What's flowering this week January 28

James L. Jones jmsjon664@aol.com
Tue, 29 Jan 2013 16:51:46 PST
Coming into bloom in my greenhouse (min. temp. 32oF) is Cyrtanthus suaveolens, and the question is: should it?  It's described as evergreen and summer blooming: I got it as a dormant bulb a couple of years ago in July and, after being watered in the fall, it obligingly bloomed in January.  And then again this last July!  I think I half-heartedly tried to force it into dormancy then; whatever I did, here it is doing it's winter thing again.  I'm curious about other PBSer's experiences.
Jim Jones
Lexington, MA  

-----Original Message-----
From: Jane McGary <janemcgary@earthlink.net>
To: Pacific Bulb Society <pbs@lists.ibiblio.org>
Sent: Tue, Jan 29, 2013 6:36 pm
Subject: [pbs] What's flowering this week January 28

It's time for even those who live in non-banana-growing climates to 
notice the advent of "spring" (or "late winter") bulbs. Here in 
Portland, Oregon, we've just had a 10-day period when the temperature 
at lower elevations rarely climbed above freezing (there was an 
inversion, and temperatures in the mid elevations of the mountains 
were much warmer). Not much seems to have been damaged in my garden, 
though, and even the germinating seedlings in the potting shed are 
active again, despite having been cold enough for the tops of the 
pots to freeze stiff (they're mostly Central Asian this year). 
Cyclamen coum 'Urfa Strain' in the garden held onto its flowers that 
had opened at Christmas, and the other C. coum groups are raising 
their buds. The earliest snowdrops ('Dionysus' and 'Oluna's Mother') 
are opening in the garden, and Galanthus fosteri in the bulb house. 
The first of the crocuses growing in turf have opened, and prove to 
be Crocus rujanensis; apparently a few seedlings of it (it sets seed 
readily) were in between the pots in the old bulb frames and got 
mixed into the miscellaneous baskets of bulbs I laid down before 
replacing the sod. Puschkinia scilloides has opened the first of its 
pretty pale blue flowers between the cyclamen patches.
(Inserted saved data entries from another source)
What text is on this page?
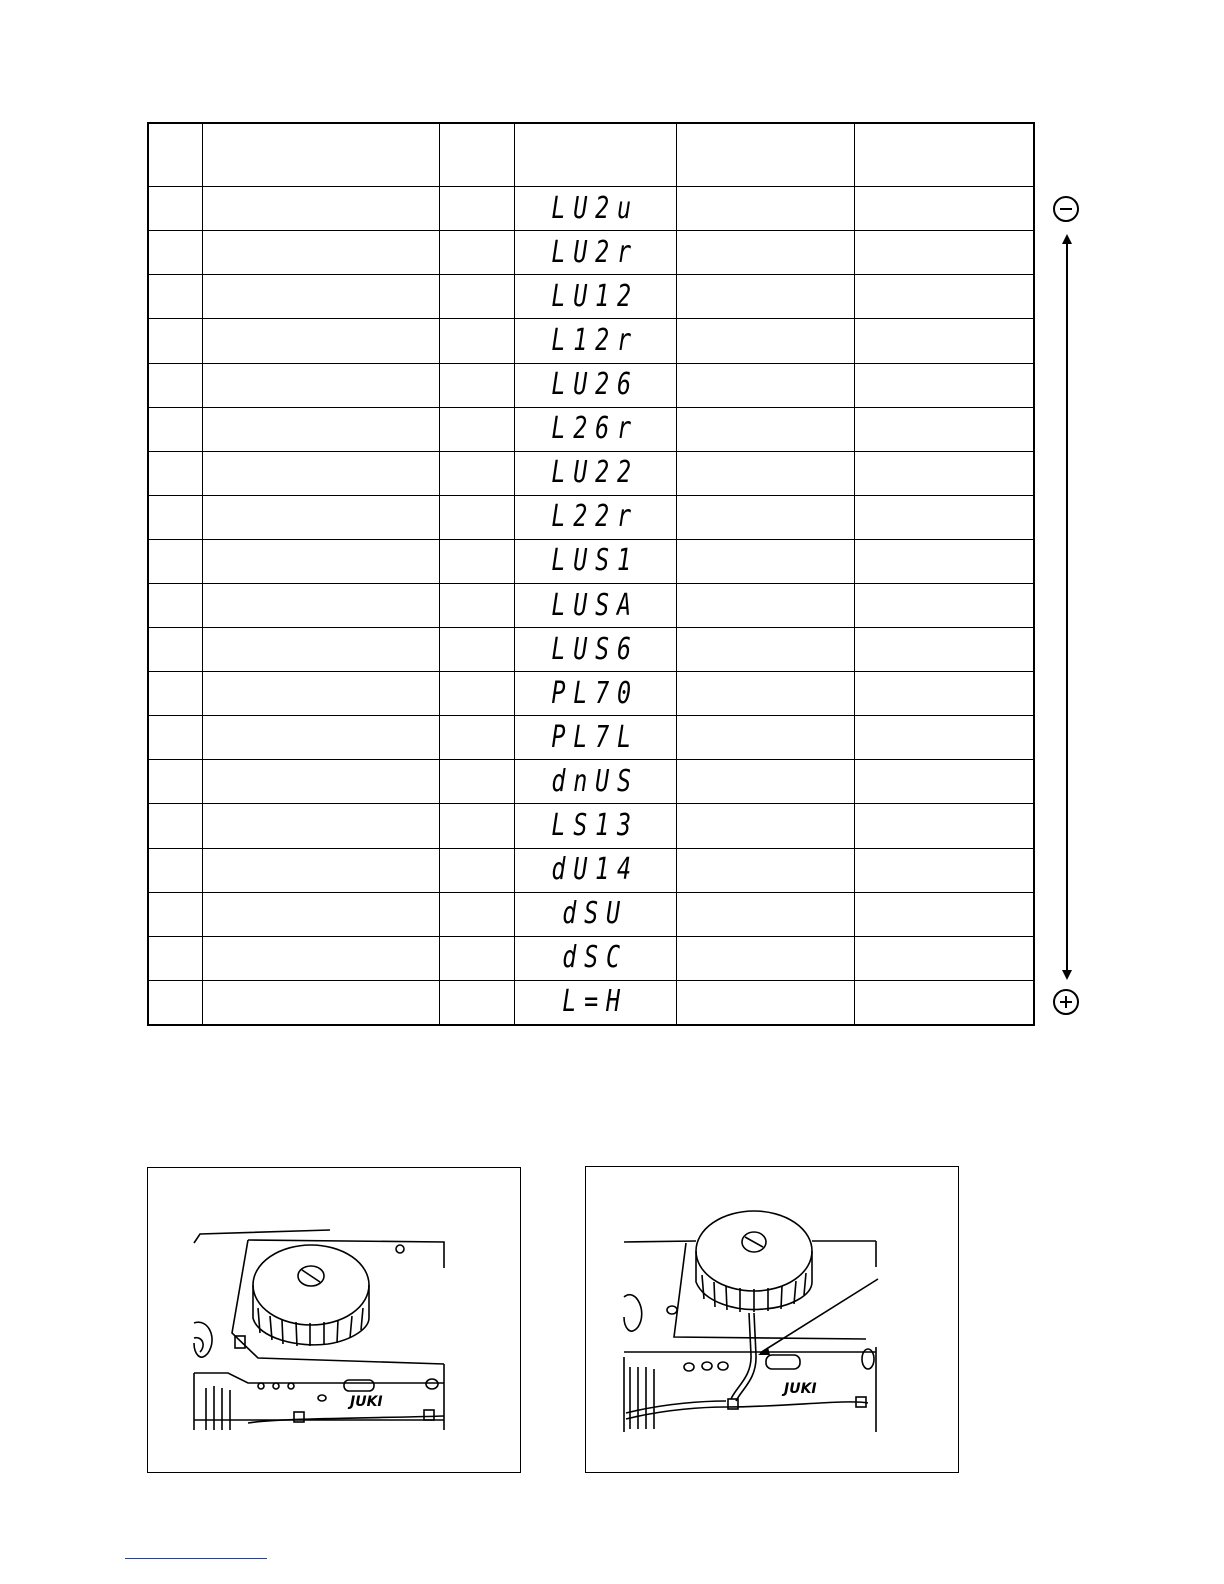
			LU2u		
			LU2r		
			LU12		
			L12r		
			LU26		
			L26r		
			LU22		
			L22r		
			LUS1		
			LUSA		
			LUS6		
			PL70		
			PL7L		
			dnUS		
			LS13		
			dU14		
			dSU		
			dSC		
			L=H		
JUKI
JUKI
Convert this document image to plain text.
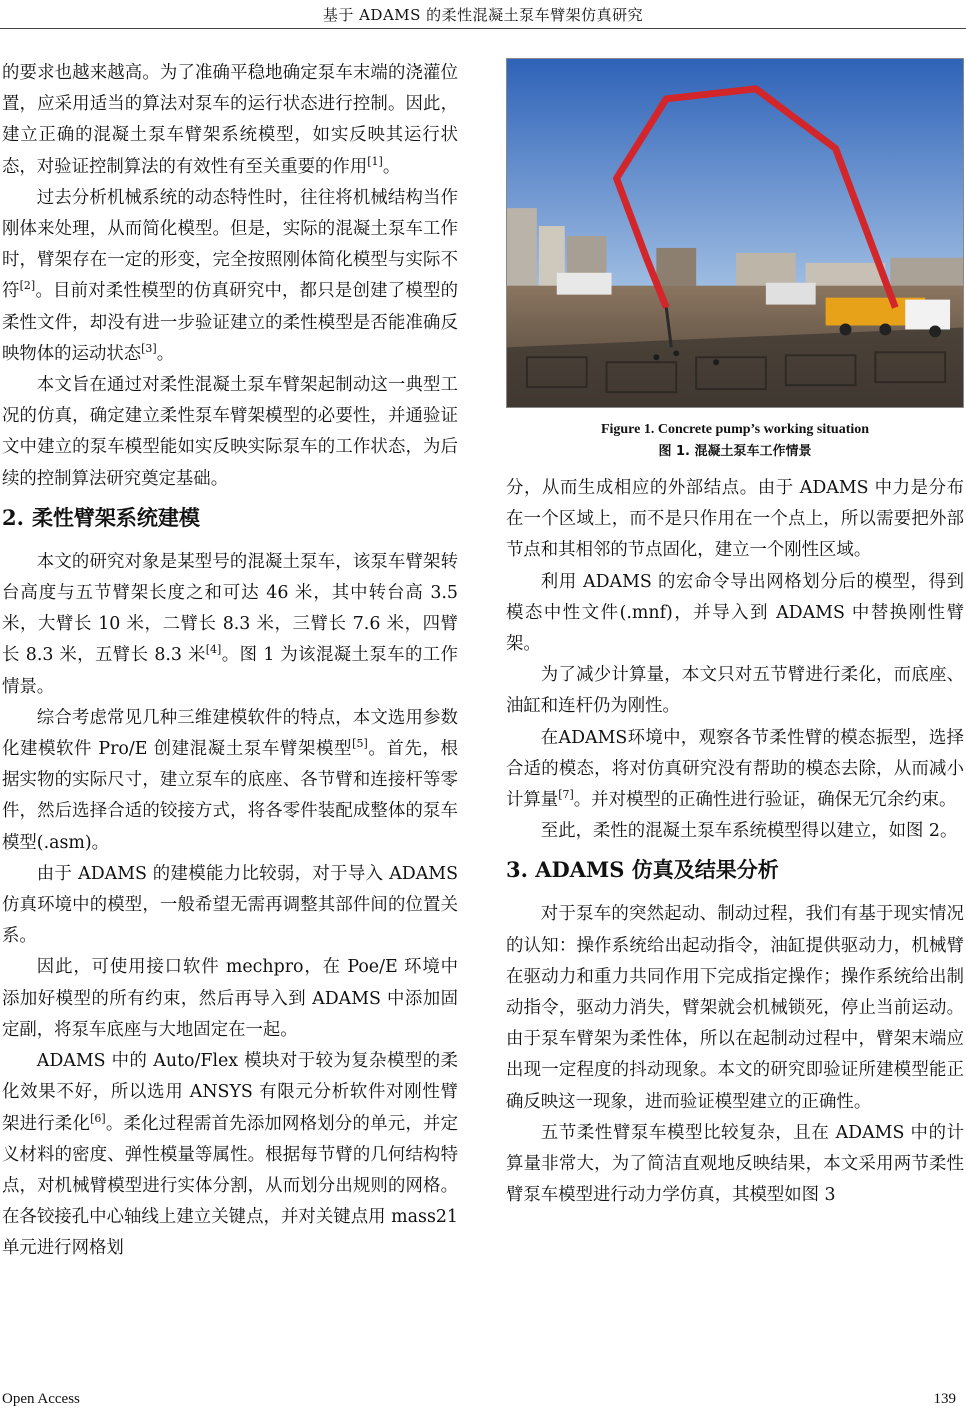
基于 ADAMS 的柔性混凝土泵车臂架仿真研究

的要求也越来越高。为了准确平稳地确定泵车末端的浇灌位置，应采用适当的算法对泵车的运行状态进行控制。因此，建立正确的混凝土泵车臂架系统模型，如实反映其运行状态，对验证控制算法的有效性有至关重要的作用[1]。

过去分析机械系统的动态特性时，往往将机械结构当作刚体来处理，从而简化模型。但是，实际的混凝土泵车工作时，臂架存在一定的形变，完全按照刚体简化模型与实际不符[2]。目前对柔性模型的仿真研究中，都只是创建了模型的柔性文件，却没有进一步验证建立的柔性模型是否能准确反映物体的运动状态[3]。

本文旨在通过对柔性混凝土泵车臂架起制动这一典型工况的仿真，确定建立柔性泵车臂架模型的必要性，并通验证文中建立的泵车模型能如实反映实际泵车的工作状态，为后续的控制算法研究奠定基础。

2. 柔性臂架系统建模

本文的研究对象是某型号的混凝土泵车，该泵车臂架转台高度与五节臂架长度之和可达 46 米，其中转台高 3.5 米，大臂长 10 米，二臂长 8.3 米，三臂长 7.6 米，四臂长 8.3 米，五臂长 8.3 米[4]。图 1 为该混凝土泵车的工作情景。

综合考虑常见几种三维建模软件的特点，本文选用参数化建模软件 Pro/E 创建混凝土泵车臂架模型[5]。首先，根据实物的实际尺寸，建立泵车的底座、各节臂和连接杆等零件，然后选择合适的铰接方式，将各零件装配成整体的泵车模型(.asm)。

由于 ADAMS 的建模能力比较弱，对于导入 ADAMS 仿真环境中的模型，一般希望无需再调整其部件间的位置关系。

因此，可使用接口软件 mechpro，在 Poe/E 环境中添加好模型的所有约束，然后再导入到 ADAMS 中添加固定副，将泵车底座与大地固定在一起。

ADAMS 中的 Auto/Flex 模块对于较为复杂模型的柔化效果不好，所以选用 ANSYS 有限元分析软件对刚性臂架进行柔化[6]。柔化过程需首先添加网格划分的单元，并定义材料的密度、弹性模量等属性。根据每节臂的几何结构特点，对机械臂模型进行实体分割，从而划分出规则的网格。在各铰接孔中心轴线上建立关键点，并对关键点用 mass21 单元进行网格划

Figure 1. Concrete pump’s working situation
图 1. 混凝土泵车工作情景

分，从而生成相应的外部结点。由于 ADAMS 中力是分布在一个区域上，而不是只作用在一个点上，所以需要把外部节点和其相邻的节点固化，建立一个刚性区域。

利用 ADAMS 的宏命令导出网格划分后的模型，得到模态中性文件(.mnf)，并导入到 ADAMS 中替换刚性臂架。

为了减少计算量，本文只对五节臂进行柔化，而底座、油缸和连杆仍为刚性。

在ADAMS环境中，观察各节柔性臂的模态振型，选择合适的模态，将对仿真研究没有帮助的模态去除，从而减小计算量[7]。并对模型的正确性进行验证，确保无冗余约束。

至此，柔性的混凝土泵车系统模型得以建立，如图 2。

3. ADAMS 仿真及结果分析

对于泵车的突然起动、制动过程，我们有基于现实情况的认知：操作系统给出起动指令，油缸提供驱动力，机械臂在驱动力和重力共同作用下完成指定操作；操作系统给出制动指令，驱动力消失，臂架就会机械锁死，停止当前运动。由于泵车臂架为柔性体，所以在起制动过程中，臂架末端应出现一定程度的抖动现象。本文的研究即验证所建模型能正确反映这一现象，进而验证模型建立的正确性。

五节柔性臂泵车模型比较复杂，且在 ADAMS 中的计算量非常大，为了简洁直观地反映结果，本文采用两节柔性臂泵车模型进行动力学仿真，其模型如图 3

Open Access	139
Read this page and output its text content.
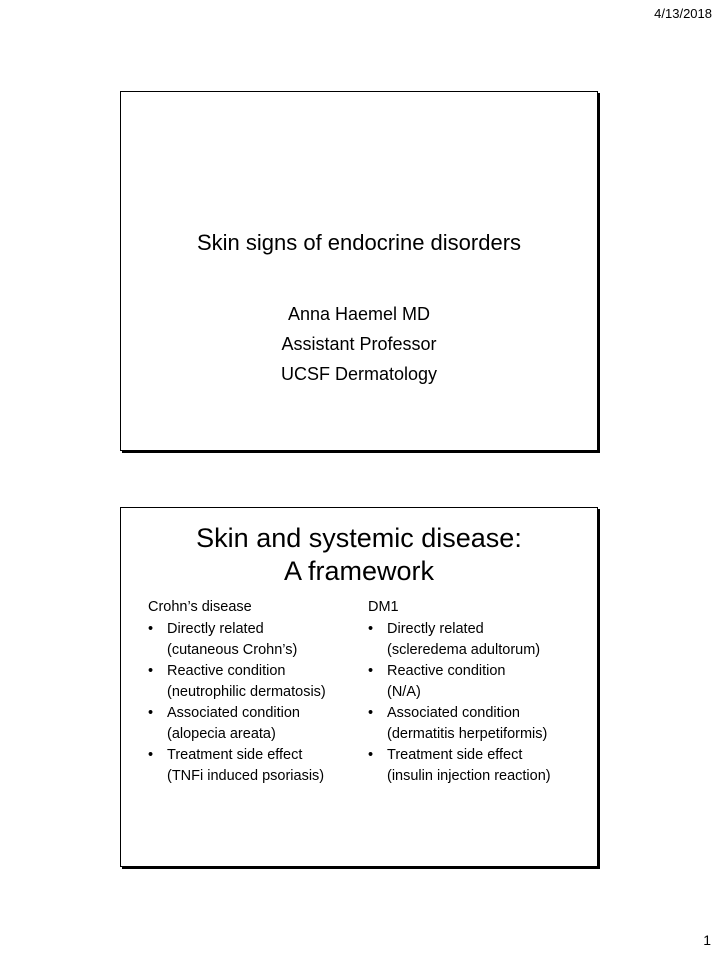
4/13/2018
Skin signs of endocrine disorders
Anna Haemel MD
Assistant Professor
UCSF Dermatology
Skin and systemic disease:
A framework
Crohn’s disease
• Directly related
(cutaneous Crohn’s)
• Reactive condition
(neutrophilic dermatosis)
• Associated condition
(alopecia areata)
• Treatment side effect
(TNFi induced psoriasis)
DM1
• Directly related
(scleredema adultorum)
• Reactive condition
(N/A)
• Associated condition
(dermatitis herpetiformis)
• Treatment side effect
(insulin injection reaction)
1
In the bulb house, which has a roof but open sides, Narcissus 
cantabricus has been in full bloom since late December; after the 
coldest frozen nights some of its stems drooped, but they're back 
upright now. There are some of its hybrids too, salvaged from the old 
frames and showing their mixed parentage (N. romieuxii and/or the 
earliest N. bulbocodium subspecies) in their pale yellow shades. N. 
romieuxii itself is starting up, and N. bulbocodium ssp. pallidus and 
ssp. praecox. These are all excellent container plants, their bulbs 
being quite small and tolerant of crowding, so anyone who can protect 
them from temperatures below about 20 degrees F would enjoy having 
some. All are easily and quickly flowered from seed, and also I'll 
try to get some surplus bulbs to the BX next summer.

The small-growing midwinter colchicums are appearing: Colchicum 
hungaricum in several forms, including the bright white 'Velebit 
Star'; C. turcicum and C. doerfleri, similar small species; C. 
munzurense, pale pink and very little; and C. trigynum, short and 
white. Hyacinthella species are showing their dark blue buds -- 
another little container subject, if you can find seed. The first 
"thog" is Ornithogalum lanceolatum, with broad leaves and its flowers 
right at ground level. Crocuses that have opened thus far include 
Crocus michelsonii, white flushed with blue-lavender; C. sieheanus, 
bright gold; C. rujanensis, mid lavender and of good size; and C. 
laevigatus, a holdover from December still producing blooms. And as 
always, Iris stenophylla shows some color before January is quite 
over; it is a very small Juno with two subspecies, of which ssp. 
allisonii flowers here about 2 weeks before ssp. stenophylla.

Many seeds arrived in fall and got sown when I prefer to do so, but 
now the NARGS seeds and a Chadwell expedition share have arrived, and 
those requiring moist chilling need to be sown this week. We still 
have two months of real winter (or at least as real as it gets in 
Portland) before us. Some of North America is being talked about for 
its deep freezes, but after spending 12 years in Fairbanks, Alaska, 
I'm rather bemused to see that minus 20 F gets into the national news.